Note that you do not need to modify where clauses - Postgres is smart enough to know that shard_1.users is the only table addressed by this query, so users.id can only possibly refer to this table. In order to enforce this quality and prevent bugs where you forget to do this, and instead pull data from an unexpected shard, it's recommended that you set the search_path to something bogus. Setting schema_search_path: "''" in database.yml accomplishes this.

  • Query serialized on one shard, but executed on another:
  relation = User.joins("LEFT OUTER JOIN #{Appendage.quoted_table_name} ON user_id=users.id")
  relation.shard(@shard2).where(name: 'bob').first

In this case, the query will serialize as SELECT "users".* FROM "shard_2"."users" LEFT OUTER JOIN "shard_1"."appendages" ..., causing a cross-shard query. If the two shards are on separate database servers, it will simply fail. This happens because the JOIN serialized while shard 1 was active, but the query executed (and the initial FROM) against shard 2.

Note that subqueries are explicitly not allowed to to be serialized accidentally. In other words Switchman will raise an exception if you try to do this:

  relation = Appendage.all
  @shard1.activate { relation.where("EXISTS (?)", User.where(name: 'bob')) }
  relation.first

Instead, you must do this:

  relation = Appendage.all
  @shard1.activate { relation.where(User.where(name: 'bob').arel.exists) }
  relation.first

In this form, enough metadata about the subquery is preserved that Switchman is able to serialize it as whole against the correct shard, and also do any ID transposition in the subquery.

A Note on Shard Naming

When using Postgres, it may be tempting to have your default shard (or even other shards on other database servers) be named 'public'. In fact, this is likely to happen silently if you just start using switchman in a new database, because Postgres defaults the schema_search_path to "${user},public", and creates a public schema, but likely not a schema corresponding to the username you're using to connect to the database with. This is fine for development and testing, as it is a low-friction means of getting going with switchman, and switchman does its best to support this (or any other legacy infrastructure) by creating a default shard with NULL name, and detecting the schema it connected to (based on the settings in database.yml, and the current database structure).

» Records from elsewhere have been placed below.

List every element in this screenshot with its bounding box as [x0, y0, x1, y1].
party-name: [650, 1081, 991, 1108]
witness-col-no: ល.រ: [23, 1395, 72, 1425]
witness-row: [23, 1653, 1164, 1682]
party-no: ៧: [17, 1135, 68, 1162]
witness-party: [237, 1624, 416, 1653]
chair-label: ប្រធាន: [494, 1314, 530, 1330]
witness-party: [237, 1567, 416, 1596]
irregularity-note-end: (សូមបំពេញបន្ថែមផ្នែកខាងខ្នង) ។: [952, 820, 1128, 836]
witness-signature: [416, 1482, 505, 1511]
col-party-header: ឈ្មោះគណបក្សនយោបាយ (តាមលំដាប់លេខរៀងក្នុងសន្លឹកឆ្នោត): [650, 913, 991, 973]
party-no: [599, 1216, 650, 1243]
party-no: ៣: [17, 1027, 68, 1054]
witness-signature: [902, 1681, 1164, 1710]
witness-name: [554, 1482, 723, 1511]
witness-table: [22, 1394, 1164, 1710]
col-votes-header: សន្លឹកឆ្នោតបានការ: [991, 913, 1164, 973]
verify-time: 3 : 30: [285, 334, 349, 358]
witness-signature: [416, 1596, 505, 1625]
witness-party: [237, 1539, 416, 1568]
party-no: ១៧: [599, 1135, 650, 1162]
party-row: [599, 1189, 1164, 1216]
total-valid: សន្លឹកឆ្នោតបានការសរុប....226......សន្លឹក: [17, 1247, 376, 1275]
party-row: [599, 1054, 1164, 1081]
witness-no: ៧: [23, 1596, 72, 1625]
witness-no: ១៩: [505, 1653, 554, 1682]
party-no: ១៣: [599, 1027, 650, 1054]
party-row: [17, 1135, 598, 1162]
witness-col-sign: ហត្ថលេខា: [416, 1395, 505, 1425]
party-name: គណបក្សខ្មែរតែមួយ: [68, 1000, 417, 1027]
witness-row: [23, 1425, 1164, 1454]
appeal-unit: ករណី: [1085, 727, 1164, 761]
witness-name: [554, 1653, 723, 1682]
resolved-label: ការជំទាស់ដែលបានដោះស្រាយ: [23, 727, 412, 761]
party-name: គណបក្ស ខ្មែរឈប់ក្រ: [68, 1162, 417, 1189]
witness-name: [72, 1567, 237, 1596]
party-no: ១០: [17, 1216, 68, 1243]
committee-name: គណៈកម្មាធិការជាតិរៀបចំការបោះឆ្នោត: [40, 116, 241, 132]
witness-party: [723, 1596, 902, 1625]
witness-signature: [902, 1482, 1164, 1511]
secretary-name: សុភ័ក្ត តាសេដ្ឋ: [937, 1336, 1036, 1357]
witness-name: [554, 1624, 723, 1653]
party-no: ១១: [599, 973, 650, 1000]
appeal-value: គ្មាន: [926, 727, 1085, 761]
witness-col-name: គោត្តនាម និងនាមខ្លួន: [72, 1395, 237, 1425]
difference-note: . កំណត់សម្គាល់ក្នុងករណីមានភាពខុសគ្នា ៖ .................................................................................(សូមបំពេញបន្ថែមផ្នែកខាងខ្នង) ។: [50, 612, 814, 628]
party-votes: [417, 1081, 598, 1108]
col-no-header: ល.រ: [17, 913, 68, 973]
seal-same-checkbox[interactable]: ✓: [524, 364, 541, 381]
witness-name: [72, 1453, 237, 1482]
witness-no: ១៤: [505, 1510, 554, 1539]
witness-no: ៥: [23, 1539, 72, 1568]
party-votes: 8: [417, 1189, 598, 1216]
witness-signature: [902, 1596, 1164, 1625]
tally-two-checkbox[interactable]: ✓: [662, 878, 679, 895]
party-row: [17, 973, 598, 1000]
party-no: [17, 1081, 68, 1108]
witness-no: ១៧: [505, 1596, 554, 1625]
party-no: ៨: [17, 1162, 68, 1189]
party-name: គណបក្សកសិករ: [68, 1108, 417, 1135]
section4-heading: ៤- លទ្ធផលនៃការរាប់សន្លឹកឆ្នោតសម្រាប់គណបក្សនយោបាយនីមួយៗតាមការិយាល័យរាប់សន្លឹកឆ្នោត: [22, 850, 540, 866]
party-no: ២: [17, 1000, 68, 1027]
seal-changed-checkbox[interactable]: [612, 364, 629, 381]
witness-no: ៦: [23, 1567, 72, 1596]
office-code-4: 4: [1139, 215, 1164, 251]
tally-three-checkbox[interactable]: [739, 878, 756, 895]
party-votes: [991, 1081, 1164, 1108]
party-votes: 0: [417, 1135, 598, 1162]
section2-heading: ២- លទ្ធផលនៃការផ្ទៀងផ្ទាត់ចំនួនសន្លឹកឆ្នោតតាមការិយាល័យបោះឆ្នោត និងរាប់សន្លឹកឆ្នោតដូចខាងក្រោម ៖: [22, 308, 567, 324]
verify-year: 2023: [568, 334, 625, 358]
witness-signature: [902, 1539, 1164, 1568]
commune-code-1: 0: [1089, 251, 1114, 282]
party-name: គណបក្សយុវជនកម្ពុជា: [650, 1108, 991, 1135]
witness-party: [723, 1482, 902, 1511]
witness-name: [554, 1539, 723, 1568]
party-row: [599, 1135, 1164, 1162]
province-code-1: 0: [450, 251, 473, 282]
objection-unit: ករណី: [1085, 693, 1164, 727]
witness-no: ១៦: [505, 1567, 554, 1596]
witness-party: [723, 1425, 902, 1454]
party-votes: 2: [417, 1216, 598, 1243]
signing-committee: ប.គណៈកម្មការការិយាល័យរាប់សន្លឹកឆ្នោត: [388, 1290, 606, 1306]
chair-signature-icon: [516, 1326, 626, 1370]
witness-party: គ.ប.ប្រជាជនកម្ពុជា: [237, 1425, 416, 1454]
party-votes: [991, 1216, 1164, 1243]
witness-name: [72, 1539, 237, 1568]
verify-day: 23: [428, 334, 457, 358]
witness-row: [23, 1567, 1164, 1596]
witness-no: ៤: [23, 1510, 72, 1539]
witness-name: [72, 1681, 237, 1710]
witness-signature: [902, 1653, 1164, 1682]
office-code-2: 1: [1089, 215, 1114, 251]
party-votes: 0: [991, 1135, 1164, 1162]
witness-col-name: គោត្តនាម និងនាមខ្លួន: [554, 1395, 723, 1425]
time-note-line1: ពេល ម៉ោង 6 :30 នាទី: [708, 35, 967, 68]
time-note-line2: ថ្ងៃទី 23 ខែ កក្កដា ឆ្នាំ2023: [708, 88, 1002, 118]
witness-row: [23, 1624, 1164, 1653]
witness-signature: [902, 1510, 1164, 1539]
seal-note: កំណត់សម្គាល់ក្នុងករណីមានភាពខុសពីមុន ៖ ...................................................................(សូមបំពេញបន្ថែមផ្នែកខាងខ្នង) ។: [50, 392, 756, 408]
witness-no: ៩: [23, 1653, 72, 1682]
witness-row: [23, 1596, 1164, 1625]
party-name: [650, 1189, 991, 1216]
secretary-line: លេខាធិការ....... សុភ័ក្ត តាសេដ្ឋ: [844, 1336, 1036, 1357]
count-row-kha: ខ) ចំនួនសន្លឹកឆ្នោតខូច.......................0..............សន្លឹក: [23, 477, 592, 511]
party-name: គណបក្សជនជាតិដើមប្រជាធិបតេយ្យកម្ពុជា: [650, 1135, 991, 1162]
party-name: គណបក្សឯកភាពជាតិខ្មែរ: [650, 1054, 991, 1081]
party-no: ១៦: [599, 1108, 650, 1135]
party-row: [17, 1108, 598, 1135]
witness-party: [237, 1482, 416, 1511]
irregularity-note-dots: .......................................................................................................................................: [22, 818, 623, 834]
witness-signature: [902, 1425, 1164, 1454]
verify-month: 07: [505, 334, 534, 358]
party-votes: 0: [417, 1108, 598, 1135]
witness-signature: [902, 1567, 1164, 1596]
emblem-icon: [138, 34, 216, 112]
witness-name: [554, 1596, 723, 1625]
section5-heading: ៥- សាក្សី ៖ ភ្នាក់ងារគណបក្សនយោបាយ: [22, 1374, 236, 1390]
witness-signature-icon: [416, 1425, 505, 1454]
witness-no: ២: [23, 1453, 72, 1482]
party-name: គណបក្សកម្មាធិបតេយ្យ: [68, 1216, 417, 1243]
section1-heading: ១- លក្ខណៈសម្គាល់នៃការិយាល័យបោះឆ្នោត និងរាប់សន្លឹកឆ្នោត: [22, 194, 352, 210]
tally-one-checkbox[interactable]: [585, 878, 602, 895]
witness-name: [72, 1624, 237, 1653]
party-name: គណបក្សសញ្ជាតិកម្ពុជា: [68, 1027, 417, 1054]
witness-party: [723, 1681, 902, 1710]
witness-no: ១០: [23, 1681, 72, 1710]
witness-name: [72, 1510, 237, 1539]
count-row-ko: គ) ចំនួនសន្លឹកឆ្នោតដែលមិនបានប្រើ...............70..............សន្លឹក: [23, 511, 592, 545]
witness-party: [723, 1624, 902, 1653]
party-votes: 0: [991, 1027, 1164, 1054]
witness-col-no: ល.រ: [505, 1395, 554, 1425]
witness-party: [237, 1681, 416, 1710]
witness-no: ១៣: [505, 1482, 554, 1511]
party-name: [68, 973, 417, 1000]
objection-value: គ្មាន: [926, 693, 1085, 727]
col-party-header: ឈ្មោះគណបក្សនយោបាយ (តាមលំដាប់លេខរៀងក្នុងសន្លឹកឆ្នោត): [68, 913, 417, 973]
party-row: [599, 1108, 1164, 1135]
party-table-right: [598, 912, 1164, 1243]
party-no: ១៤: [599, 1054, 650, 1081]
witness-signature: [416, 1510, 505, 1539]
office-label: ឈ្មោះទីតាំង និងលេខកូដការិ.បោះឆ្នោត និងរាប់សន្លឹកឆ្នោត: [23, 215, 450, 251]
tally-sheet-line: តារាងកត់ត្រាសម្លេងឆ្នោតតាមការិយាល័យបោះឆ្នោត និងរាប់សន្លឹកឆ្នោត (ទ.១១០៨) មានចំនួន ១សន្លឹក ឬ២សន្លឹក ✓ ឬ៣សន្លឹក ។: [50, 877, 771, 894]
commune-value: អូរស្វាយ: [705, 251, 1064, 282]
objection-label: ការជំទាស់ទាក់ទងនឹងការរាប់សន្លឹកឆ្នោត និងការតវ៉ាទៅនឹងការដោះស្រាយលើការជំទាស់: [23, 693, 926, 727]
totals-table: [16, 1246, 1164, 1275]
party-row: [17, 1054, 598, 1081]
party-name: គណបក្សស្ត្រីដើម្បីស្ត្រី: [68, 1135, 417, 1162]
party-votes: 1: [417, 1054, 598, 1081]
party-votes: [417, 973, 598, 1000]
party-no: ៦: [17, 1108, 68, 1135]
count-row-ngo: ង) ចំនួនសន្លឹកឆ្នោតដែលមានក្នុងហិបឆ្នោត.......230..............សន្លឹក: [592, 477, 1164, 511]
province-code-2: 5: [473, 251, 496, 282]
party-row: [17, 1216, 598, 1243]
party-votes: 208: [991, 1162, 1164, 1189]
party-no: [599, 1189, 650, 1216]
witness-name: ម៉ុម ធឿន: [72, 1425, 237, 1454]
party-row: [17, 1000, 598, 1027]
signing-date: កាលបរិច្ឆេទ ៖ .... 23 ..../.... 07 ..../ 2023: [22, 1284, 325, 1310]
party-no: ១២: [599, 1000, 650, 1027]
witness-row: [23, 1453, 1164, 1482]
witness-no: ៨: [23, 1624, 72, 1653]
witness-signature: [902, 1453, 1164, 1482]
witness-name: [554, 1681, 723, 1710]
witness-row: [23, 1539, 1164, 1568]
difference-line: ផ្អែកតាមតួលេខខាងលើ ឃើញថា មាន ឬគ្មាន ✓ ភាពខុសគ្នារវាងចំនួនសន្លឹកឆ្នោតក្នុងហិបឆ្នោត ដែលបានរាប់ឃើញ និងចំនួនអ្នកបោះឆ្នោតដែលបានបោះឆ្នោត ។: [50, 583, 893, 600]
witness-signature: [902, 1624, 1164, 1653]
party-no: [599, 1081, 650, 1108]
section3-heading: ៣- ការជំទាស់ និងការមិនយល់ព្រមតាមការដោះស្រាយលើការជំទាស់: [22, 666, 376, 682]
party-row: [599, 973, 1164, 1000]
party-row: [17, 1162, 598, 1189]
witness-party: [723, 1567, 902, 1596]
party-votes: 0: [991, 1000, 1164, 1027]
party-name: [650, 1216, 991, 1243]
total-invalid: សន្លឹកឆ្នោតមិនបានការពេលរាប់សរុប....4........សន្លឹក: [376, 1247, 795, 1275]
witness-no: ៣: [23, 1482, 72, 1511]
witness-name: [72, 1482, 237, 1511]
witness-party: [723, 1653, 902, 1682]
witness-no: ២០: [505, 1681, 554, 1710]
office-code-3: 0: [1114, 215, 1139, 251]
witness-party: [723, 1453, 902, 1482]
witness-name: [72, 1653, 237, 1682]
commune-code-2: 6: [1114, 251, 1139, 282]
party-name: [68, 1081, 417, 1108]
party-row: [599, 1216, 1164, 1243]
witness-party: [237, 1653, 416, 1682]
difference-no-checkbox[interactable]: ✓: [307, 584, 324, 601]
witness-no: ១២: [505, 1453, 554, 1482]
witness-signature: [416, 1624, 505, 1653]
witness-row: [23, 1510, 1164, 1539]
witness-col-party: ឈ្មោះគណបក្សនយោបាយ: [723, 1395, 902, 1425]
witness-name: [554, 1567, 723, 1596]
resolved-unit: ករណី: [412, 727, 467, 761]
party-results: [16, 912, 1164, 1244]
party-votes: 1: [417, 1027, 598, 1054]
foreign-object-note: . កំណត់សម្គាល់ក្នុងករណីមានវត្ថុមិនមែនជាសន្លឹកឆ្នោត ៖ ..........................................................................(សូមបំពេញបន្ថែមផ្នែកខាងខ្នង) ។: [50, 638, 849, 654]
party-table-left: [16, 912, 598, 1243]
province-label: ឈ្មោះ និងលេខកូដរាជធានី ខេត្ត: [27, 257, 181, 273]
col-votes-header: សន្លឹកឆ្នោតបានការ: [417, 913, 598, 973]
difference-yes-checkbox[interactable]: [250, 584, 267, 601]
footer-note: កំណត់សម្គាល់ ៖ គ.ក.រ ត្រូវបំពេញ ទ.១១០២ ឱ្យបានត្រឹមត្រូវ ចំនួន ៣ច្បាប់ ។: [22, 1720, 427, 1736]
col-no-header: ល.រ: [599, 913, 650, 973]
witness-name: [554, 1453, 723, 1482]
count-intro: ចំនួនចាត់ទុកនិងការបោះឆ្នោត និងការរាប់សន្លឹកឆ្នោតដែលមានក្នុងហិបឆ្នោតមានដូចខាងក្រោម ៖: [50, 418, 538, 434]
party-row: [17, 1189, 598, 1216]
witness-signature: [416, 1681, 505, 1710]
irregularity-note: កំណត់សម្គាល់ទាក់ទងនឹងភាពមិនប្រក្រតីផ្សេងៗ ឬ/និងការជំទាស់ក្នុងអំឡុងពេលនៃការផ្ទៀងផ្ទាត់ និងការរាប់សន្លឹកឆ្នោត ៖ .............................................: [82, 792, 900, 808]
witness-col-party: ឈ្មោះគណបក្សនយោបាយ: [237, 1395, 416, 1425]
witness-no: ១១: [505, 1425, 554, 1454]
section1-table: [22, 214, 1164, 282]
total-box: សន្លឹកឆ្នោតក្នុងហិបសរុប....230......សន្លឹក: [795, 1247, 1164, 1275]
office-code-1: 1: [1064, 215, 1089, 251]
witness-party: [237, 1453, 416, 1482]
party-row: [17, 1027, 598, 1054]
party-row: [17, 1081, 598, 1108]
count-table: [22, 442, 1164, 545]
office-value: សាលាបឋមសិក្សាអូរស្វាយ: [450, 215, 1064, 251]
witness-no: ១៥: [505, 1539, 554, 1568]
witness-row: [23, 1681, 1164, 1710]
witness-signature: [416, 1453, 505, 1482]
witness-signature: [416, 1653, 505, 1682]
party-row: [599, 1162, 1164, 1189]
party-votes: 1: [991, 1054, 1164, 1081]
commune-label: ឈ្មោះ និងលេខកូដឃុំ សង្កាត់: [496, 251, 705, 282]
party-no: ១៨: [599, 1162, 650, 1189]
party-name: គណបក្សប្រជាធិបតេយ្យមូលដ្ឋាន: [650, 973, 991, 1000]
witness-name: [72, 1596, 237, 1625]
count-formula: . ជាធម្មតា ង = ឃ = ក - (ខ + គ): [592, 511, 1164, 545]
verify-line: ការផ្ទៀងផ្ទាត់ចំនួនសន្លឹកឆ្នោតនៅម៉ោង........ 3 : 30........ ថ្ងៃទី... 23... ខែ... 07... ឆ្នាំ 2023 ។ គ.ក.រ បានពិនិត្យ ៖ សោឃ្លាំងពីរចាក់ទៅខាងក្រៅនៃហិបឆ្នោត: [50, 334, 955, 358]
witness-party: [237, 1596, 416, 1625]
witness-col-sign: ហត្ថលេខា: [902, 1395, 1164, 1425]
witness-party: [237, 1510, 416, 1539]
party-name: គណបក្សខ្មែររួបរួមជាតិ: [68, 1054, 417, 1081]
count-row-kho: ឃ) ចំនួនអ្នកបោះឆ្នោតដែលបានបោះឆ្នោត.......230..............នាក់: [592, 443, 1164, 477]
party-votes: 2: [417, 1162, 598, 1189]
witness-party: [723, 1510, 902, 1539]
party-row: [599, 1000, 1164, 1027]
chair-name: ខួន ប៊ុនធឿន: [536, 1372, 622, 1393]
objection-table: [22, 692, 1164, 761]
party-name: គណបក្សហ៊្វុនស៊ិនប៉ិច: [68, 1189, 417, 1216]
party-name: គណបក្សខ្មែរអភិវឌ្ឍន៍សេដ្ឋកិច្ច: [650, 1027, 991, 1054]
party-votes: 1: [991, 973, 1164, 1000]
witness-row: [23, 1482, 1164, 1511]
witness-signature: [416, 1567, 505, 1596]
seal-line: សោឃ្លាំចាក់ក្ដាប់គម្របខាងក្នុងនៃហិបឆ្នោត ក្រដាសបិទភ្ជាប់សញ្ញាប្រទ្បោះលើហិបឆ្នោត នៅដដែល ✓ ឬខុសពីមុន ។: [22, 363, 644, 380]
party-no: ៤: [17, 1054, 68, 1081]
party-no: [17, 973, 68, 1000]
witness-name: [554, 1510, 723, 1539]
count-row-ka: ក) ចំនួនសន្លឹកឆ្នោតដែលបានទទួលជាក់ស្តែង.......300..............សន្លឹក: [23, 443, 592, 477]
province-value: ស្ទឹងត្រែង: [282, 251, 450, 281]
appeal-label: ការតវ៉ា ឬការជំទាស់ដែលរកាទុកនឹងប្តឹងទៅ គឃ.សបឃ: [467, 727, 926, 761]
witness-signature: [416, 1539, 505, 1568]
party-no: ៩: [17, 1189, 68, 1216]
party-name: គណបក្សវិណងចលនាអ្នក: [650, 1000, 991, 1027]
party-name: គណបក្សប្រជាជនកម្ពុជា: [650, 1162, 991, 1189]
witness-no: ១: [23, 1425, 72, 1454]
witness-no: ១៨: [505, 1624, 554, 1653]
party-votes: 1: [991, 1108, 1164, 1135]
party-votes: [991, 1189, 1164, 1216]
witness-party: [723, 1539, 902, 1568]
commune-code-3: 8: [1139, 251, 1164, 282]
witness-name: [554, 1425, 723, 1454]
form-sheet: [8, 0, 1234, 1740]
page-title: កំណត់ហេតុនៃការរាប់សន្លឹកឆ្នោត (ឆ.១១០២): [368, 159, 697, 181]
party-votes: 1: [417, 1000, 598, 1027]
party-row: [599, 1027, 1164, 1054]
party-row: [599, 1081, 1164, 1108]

However, in a production environment, this is potentially dangerous. This is due to potential confusion by including public in your search path anyway. For example, say you have a shard named "shard2", and a default shard named "public". Your search path will likely end up being "shard2,public". This means that if for some reason shard2 becomes inaccessible (permission issues most likely), switchman will not be aware that the tables that it is seeing are actually coming from the public schema -- the default shard! Your app will just happily go on corrupting data because two logical shards are being serviced by a single underlying schema.

Another small tip is to prefer to uniquely name your shards. Switchman tries to do this automatically by naming a shard with the ID as part of the name, but you're more than welcome to override this. The problem is that if you have the same schema name on multiple database servers (say "myapp"), and later decide to move them around to rebalance load, you'll have the additional headache of needing to rename the shards and schemas so that you don't end up with multiple shards of the same name on the same database server.

Development

Pre-commit hooks

Switchman uses pre-commit to manage a pre-commit hook for running Rubocop. On a Mac, all you need to do get this set up locally is:

brew install pre-commit
pre-commit install

Then Rubocop will automatically run against changed files when you commit.